Big
Written by Matt Mosler
Monday, 3 August 2009
Success in America is defined as big. Bigger houses. Bigger buildings. Bigger paychecks. Bigger, after all, is better. And by and large we’ve carried this western mindset over into our churches. I’ve had more than a few pastors over the years ask me why I spend so much time speaking in smaller churches. The implication, of course, is that a speaker as incredible as I am should be orating in large cavernous sanctuaries instead of wasting my time behind an old wooden ..pulpit.
Well, just so you know I speak wherever I’m asked to speak regardless of the size of the congregation. I’ve sung for and addressed crowds as large as 2000 and as small as 10…or less. And if you’re wondering whether or not Jesus still shows up wherever two or more are gathered? He does.
Still, the bigger is better mentality is hard to shake. But what exactly is the definition of big? See, I think big can actually mean different things to different people. For example when my kids were very young they thought I was pretty big. As they got older they realized that daddy was a shrimp. So big is really in the eye of the beholder. This is important to remember especially when it comes to God’s call on your life.

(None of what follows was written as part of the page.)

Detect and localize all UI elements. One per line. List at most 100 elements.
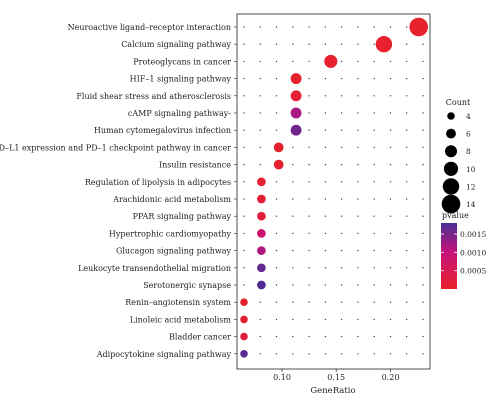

Not everyone is expected to leave the only business they’ve ever known to launch an international ministry that provides goods and services to people all over the world. That’s what John Murphy did. He was a building contractor in Washington D.C. and a big supporter of inner-city ministries when he began to notice the lack of finances, visibility and support among the ministries and agencies helping the people in need. “They were limited in resources and funding to get the necessary product to the poor. It was then that God placed a vision on my heart to be a distributor for the body of Christ,” Murphy says. That was 1979. To date John’s ministry, Harvest-Time International, has provided more than 50-million dollars worth of products to ministries helping people in more than 89 countries. Now that’s big.
But is it any bigger than what Donna Carter did? Donna was a mail carrier who day by day watched a customer on her route build a house block by block. She began asking questions and soon learned the family had taken in four orphaned children and just needed more room. Slowly but surely she noticed the house taking shape until one day it was ready for the roof. Then came the storm. The next day the house was a pile of rubble. Donna’s heart was broken. So she made a call to a local TV station and before she knew it dozens of people pitched in and over the next two months a brand new home appeared in what had been a pile of broken dreams.
My friend Stella reminded me recently that big is a matter of perspective. “I think that many times God does call people out of the boat and into deep waters and I am so thankful that he does BUT... I have a struggle sometimes. I don't think everyone is going to have a calling that seems impossible or so over the top we can't accomplish it…There were women (in the Bible),” she wrote, “Who opened their homes to meetings, who mixed spices to put on Jesus body and followed him around. Some of their names are never mentioned. There were men who carried letters to churches for Paul. There was Epaphras who was a prayer warrior, others were tent makers.”Good point.
Just because it’s not international doesn’t mean it’s not big…to the kingdom or to that person. Folding newsletters or rocking babies in the hospital or even calling a TV station may be way out of the comfort zone for some. It may lead to something bigger…it may not but the Bible says the body of Christ is held together “by that which every joint supplies” (Eph. 4:16) and that means everyone has a role to play in the function of the body, small or…big.